A good DevOps implementation does not rely on a single set of tools. The most effective DevOps are able to change their tech stack if another tool set is better suited for a need. Ideally, the entire team—from the developers and testers to the system admins and architects—will decide together which tools will be used.
It starts with the CI/CD pipeline.
To fully realize the speed advantages of DevOps, a Continuous Integration and Continuous Delivery/Deployment (CI/CD) pipeline is essential. The specific technology used may vary, but the objectives of a good CI/CD pipeline are always the same.
Increase efficiency. Reduce the time required to establish development environments.
Reduce cost. Eliminate the cost of unused environments.
Deploy code quicker. Get the code to the team sooner. Don’t bottleneck any stage of development.
Embrace iteration and information sharing. Show accomplishments early and often—allowing the team to provide feedback and adjust the product as it’s being built.
At first blush, this sounds like any other development pipeline, but the key word here is continuous. In a CI/CD pipeline, a segment of code is written and then tested. However, rather than waiting for test results, developers continue to write the next segment. If a previously written section of code fails a test, it goes back to development. If it passes, it goes straight to delivery or deployment. There is no downtime for any step in the process. Code is continuously being written, tested, rewritten, or deployed.
Most robust CI/CD pipelines make extensive use of automation for testing and delivery. With proper environments set up, developers are able to automatically test code as soon as it’s written. Then, they can see within minutes if it passes. The faster failures are identified, the faster development can continue. If code passes, it can automatically be delivered for deployment or User Acceptance Testing (UAT).
Automation isn’t all about speed. Teams can introduce more quality into the development life cycle by automating repetitive, mundane tasks. This reduces the risk of human error, particularly if those tasks involve multiple steps. It also makes for a happier development team that spends more time on product improvements and less time slogging through mind-numbing checklists.

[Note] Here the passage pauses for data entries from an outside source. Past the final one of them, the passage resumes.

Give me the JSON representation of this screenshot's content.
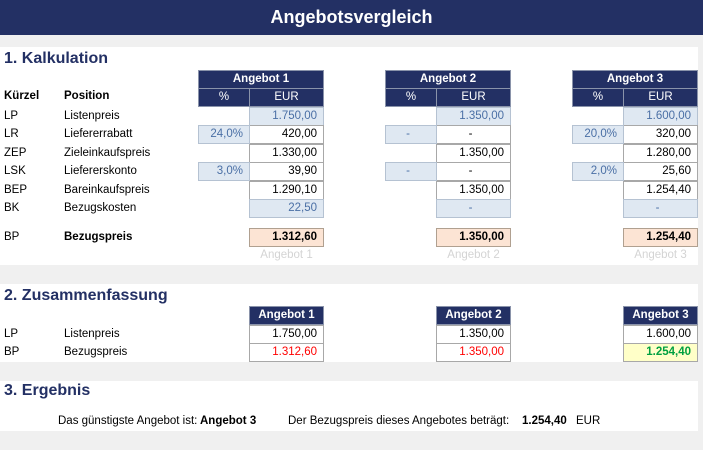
{
  "title": "Angebotsvergleich",
  "kalkulation": {
    "title": "1. Kalkulation",
    "col_kuerzel": "Kürzel",
    "col_position": "Position",
    "pct_label": "%",
    "eur_label": "EUR",
    "rows": [
      {
        "code": "LP",
        "label": "Listenpreis"
      },
      {
        "code": "LR",
        "label": "Liefererrabatt"
      },
      {
        "code": "ZEP",
        "label": "Zieleinkaufspreis"
      },
      {
        "code": "LSK",
        "label": "Liefererskonto"
      },
      {
        "code": "BEP",
        "label": "Bareinkaufspreis"
      },
      {
        "code": "BK",
        "label": "Bezugskosten"
      },
      {
        "code": "BP",
        "label": "Bezugspreis"
      }
    ],
    "offers": [
      {
        "name": "Angebot 1",
        "lr_pct": "24,0%",
        "lsk_pct": "3,0%",
        "lp": "1.750,00",
        "lr": "420,00",
        "zep": "1.330,00",
        "lsk": "39,90",
        "bep": "1.290,10",
        "bk": "22,50",
        "bp": "1.312,60",
        "footer": "Angebot 1"
      },
      {
        "name": "Angebot 2",
        "lr_pct": "-",
        "lsk_pct": "-",
        "lp": "1.350,00",
        "lr": "-",
        "zep": "1.350,00",
        "lsk": "-",
        "bep": "1.350,00",
        "bk": "-",
        "bp": "1.350,00",
        "footer": "Angebot 2"
      },
      {
        "name": "Angebot 3",
        "lr_pct": "20,0%",
        "lsk_pct": "2,0%",
        "lp": "1.600,00",
        "lr": "320,00",
        "zep": "1.280,00",
        "lsk": "25,60",
        "bep": "1.254,40",
        "bk": "-",
        "bp": "1.254,40",
        "footer": "Angebot 3"
      }
    ]
  },
  "zusammenfassung": {
    "title": "2. Zusammenfassung",
    "rows": [
      {
        "code": "LP",
        "label": "Listenpreis"
      },
      {
        "code": "BP",
        "label": "Bezugspreis"
      }
    ],
    "offers": [
      {
        "name": "Angebot 1",
        "lp": "1.750,00",
        "bp": "1.312,60",
        "best": false
      },
      {
        "name": "Angebot 2",
        "lp": "1.350,00",
        "bp": "1.350,00",
        "best": false
      },
      {
        "name": "Angebot 3",
        "lp": "1.600,00",
        "bp": "1.254,40",
        "best": true
      }
    ]
  },
  "ergebnis": {
    "title": "3. Ergebnis",
    "best_label": "Das günstigste Angebot ist:",
    "best_value": "Angebot 3",
    "price_label": "Der Bezugspreis dieses Angebotes beträgt:",
    "price_value": "1.254,40",
    "currency": "EUR"
  },
  "colors": {
    "header": "#233064",
    "input": "#dfe8f2",
    "result": "#fce4d4",
    "worse": "#ff0000",
    "best": "#00a040",
    "best_bg": "#ffffc8"
  }
}
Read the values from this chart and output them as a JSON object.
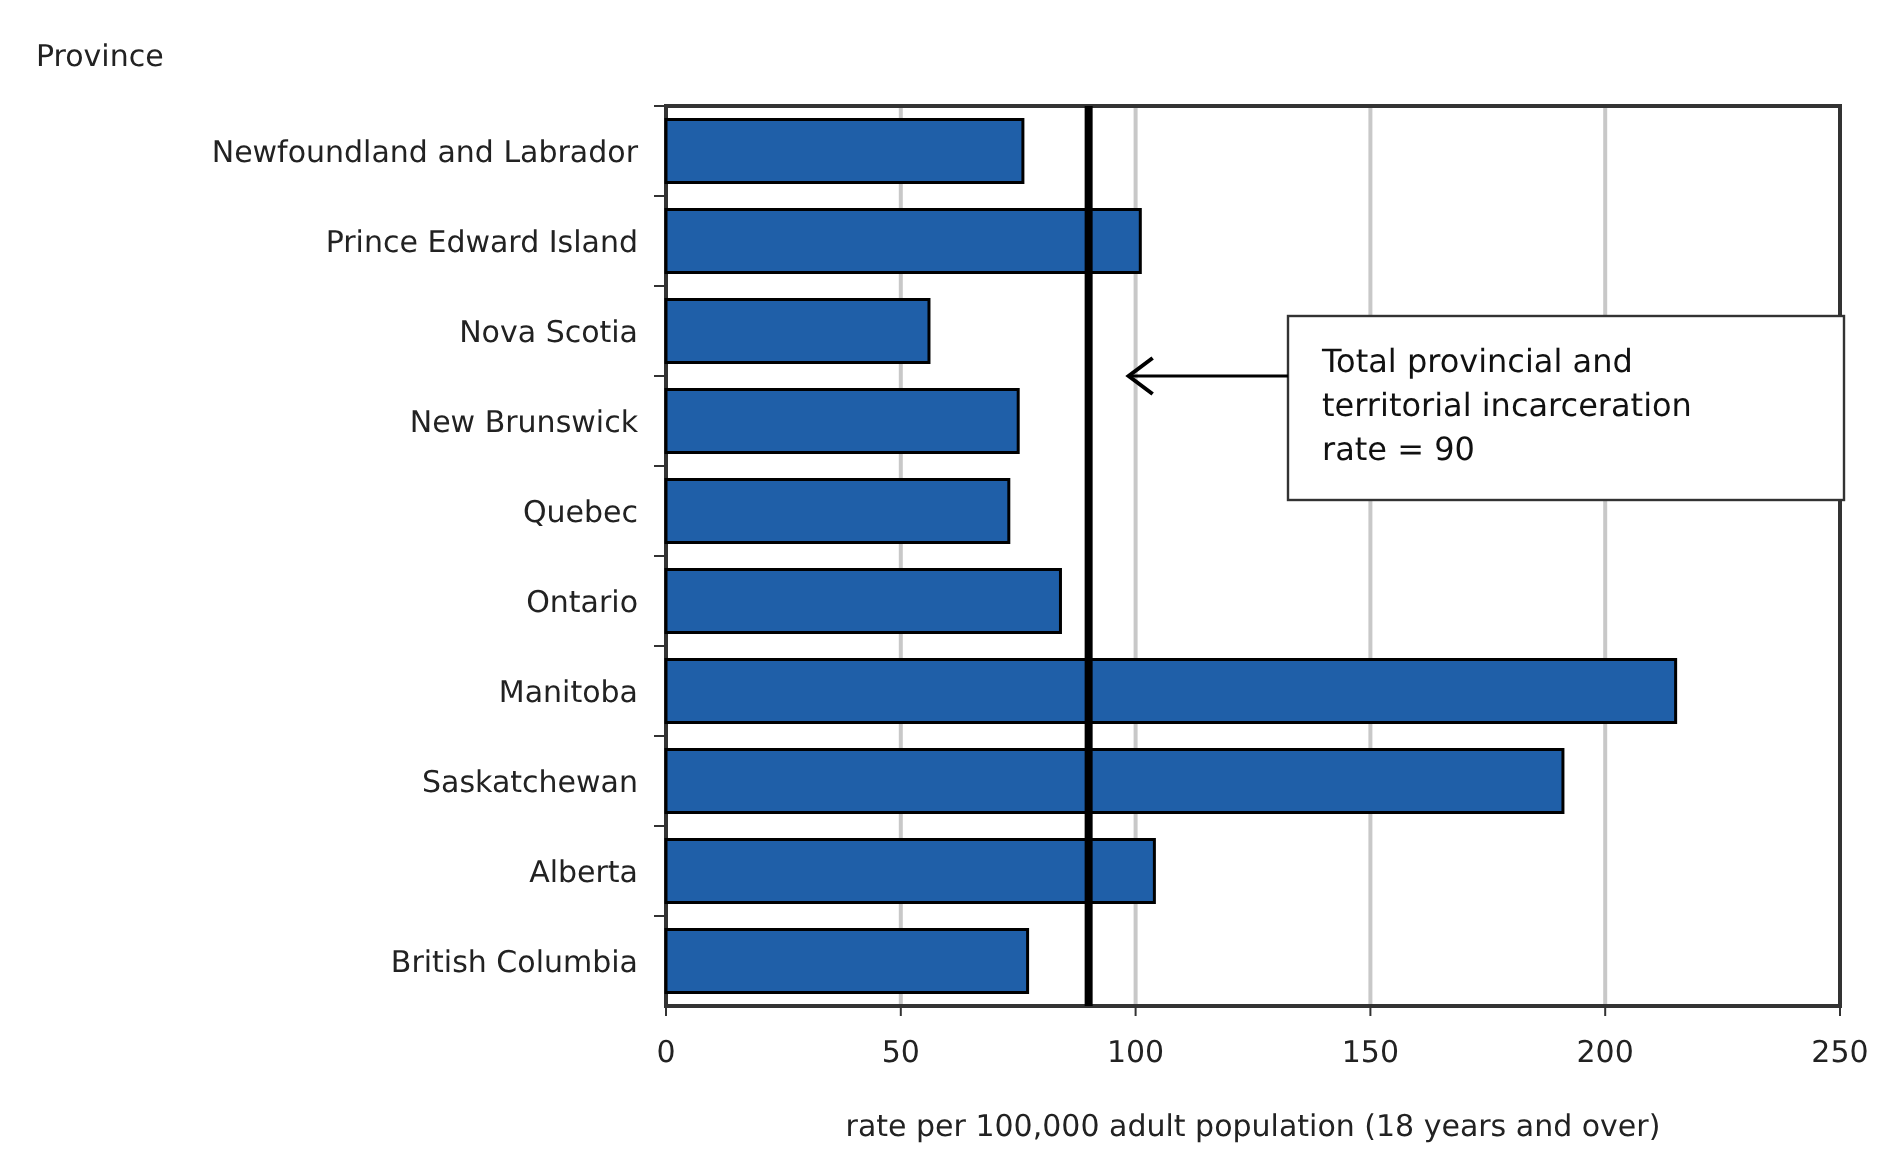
{
  "chart_data": {
    "type": "bar",
    "orientation": "horizontal",
    "ylabel": "Province",
    "xlabel": "rate per 100,000 adult population (18 years and over)",
    "categories": [
      "Newfoundland and Labrador",
      "Prince Edward Island",
      "Nova Scotia",
      "New Brunswick",
      "Quebec",
      "Ontario",
      "Manitoba",
      "Saskatchewan",
      "Alberta",
      "British Columbia"
    ],
    "values": [
      76,
      101,
      56,
      75,
      73,
      84,
      215,
      191,
      104,
      77
    ],
    "color": "#1f5fa8",
    "xlim": [
      0,
      250
    ],
    "xticks": [
      0,
      50,
      100,
      150,
      200,
      250
    ],
    "grid": "x",
    "ref_lines": [
      {
        "axis": "x",
        "value": 90,
        "label": "Total provincial and territorial incarceration rate = 90",
        "color": "#000000"
      }
    ]
  }
}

This is where it all starts: Sprint 0...setting up the environment developers will use to build, test, and deliver code. Determining what kind of environments to use should be a team decision that is shaped by the requirements of the job. Traditionally, these environments existed on servers or Virtual Machines (VMs), and they still could. These days, options such as containers and serverless solutions are often more efficient and can be created in a fraction of the time.
Servers and VMs are time-tested and familiar, but they also take longer to spin-up and require more resources. Serverless solutions are the latest technology, but not many development teams are familiar with them.
Container solutions, such as Docker, are fast becoming a popular environment choice and have proven to work well for both long- and short-term projects. If using containers, you will need an orchestration engine such as Docker Swarm or Google Kubernetes to deploy and manage them.
Orchestration engines are primarily used to automate when containers start and stop so teams can quickly scale out or scale down container clusters as needed.
Need to get cracking on new code? The holy grail of environment configuration is a turnkey approach that allows the team to automatically spin-up the necessary environments with a push of a single button. Establish a local dev environment that connects to the source repository, the build process, and so on. Simply, run the script.
Because testing is part of the development phase in a CI/CD pipeline, the testing strategy will play a big part in how quickly work is completed. The cornerstone of any good DevOps testing strategy is automation. Manually testing code can take days or weeks. It’s also a process fraught with human error. Automating unit testing and static code analysis eliminates these bottlenecks.
Another important component of a test strategy is coverage. As with so much of DevOps, there are no hard-and-fast rules for how much test coverage is enough. Ultimately, it will depend on a combination of factors such as the time available, the risk tolerance of the organization, and the nature of the job itself. For example, a service application might benefit from high unit test coverage (e.g. 90%+); whereas a lightweight client application might not be justifiable for such high test coverage due to associated costs.
For larger organizations, binary repositories are a secure way to store the binaries used in the development process. This will allow a team to develop and deliver applications to production using versioning. If a new version has a bug, they can roll back to an earlier version in the repository.
Repositories also obviate the need to store binaries in source code. If binaries are allowed to be stored with source code, large sections of stored code will become cumbersome to work with and require an excessive amount of time to test.